I'm not sure what's going on here: a length of 9 bits fits comfortably within all these field types (64, 32, and 16 bits respectively), so shouldn't this be packed as expected? What am I missing, and how to fix this?


Solution

  • It looks like the ctypes.Strucuture has problems when crossing byte boundaries (depending on the field type).

    We can print the offset the fields use:

    print(PackedBitmap.line00)
    ...
    print(PackedBitmap.line09)
    

    Which gives us

    <Field type=c_ulonglong_be, ofs=0:55, bits=9> # 1
    <Field type=c_ulonglong_be, ofs=0:46, bits=9> # 2
    <Field type=c_ulonglong_be, ofs=0:37, bits=9> # 3
    <Field type=c_ulonglong_be, ofs=0:28, bits=9> # 4
    <Field type=c_ulonglong_be, ofs=0:19, bits=9> # 5
    <Field type=c_ulonglong_be, ofs=0:10, bits=9> # 6
    <Field type=c_ulonglong_be, ofs=0:1, bits=9>  # 7
    <Field type=c_ulonglong_be, ofs=8:55, bits=9> # 8
    <Field type=c_ulonglong_be, ofs=8:46, bits=9> # 9
    <Field type=c_ulonglong_be, ofs=8:37, bits=9> # 10
    
    • The first field goes from bits 55 to 63. This is fine
    • The seventh goes from bits 1 to 9. This is also fine
    • The eights goes from bits 55 to 63 in the second byte. So we are missing bit 0 of byte 0.

    This may be a bug, or at least unexpected. When you switch to other data types you will see that the error happens first when switching to the next byte.

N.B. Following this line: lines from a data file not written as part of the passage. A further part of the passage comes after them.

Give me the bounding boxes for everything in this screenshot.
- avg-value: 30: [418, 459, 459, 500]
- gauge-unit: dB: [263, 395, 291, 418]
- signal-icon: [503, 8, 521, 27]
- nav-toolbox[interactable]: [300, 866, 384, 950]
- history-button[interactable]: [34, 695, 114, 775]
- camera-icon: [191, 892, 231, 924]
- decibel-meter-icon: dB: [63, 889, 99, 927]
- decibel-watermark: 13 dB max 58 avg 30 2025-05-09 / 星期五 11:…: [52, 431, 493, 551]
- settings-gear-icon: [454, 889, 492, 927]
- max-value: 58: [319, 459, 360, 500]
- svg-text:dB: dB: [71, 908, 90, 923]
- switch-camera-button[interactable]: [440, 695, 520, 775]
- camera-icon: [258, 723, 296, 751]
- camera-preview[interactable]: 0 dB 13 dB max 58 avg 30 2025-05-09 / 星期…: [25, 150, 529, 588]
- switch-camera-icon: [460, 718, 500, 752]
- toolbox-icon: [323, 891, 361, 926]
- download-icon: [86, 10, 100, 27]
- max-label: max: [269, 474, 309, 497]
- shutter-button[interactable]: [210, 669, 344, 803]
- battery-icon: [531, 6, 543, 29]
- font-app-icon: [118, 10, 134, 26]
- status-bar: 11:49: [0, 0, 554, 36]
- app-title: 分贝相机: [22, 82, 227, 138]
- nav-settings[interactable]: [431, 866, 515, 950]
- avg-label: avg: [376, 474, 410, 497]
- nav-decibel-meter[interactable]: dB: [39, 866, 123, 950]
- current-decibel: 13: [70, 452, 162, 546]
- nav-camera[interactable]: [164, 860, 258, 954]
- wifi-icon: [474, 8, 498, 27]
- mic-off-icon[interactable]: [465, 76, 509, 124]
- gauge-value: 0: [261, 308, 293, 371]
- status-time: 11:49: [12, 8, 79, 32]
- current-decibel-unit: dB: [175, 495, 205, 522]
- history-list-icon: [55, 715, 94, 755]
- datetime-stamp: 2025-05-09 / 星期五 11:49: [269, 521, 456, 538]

    It could be worth reporting this to the CPython devs. In my opinion this should at least be mentioned in the documentation. I could not find such a hint.

    However, here is an implementation that doesn't use neither ctypes nor struct:

    1. it concats the bytes as 1s and 0s together into one large string
    2. then it splits them into parts of length 9
    from collections.abc import Iterator
    from itertools import batched
    
    raw = b'\x1F\x1F\xDB\x79\x3D\xBF\xFE\xF7\x86\xCE\x3E'
    
    
    def regroup_bits(buffer: bytes, bits: int) -> Iterator[str]:
        binary = ''.join(f'{byte:08b}' for byte in buffer)
    
        return (''.join(batch) for batch in batched(binary, bits))
    
    
    for i in regroup_bits(raw, 9):
        print(i.replace('0', '.').replace('1', '$'))
    

    This could be optimised to be more memory friendly by not building one large string, but instead only as many bits as you need and then yield a 9-bit value.

    Also note, this implementation does not pad the last value.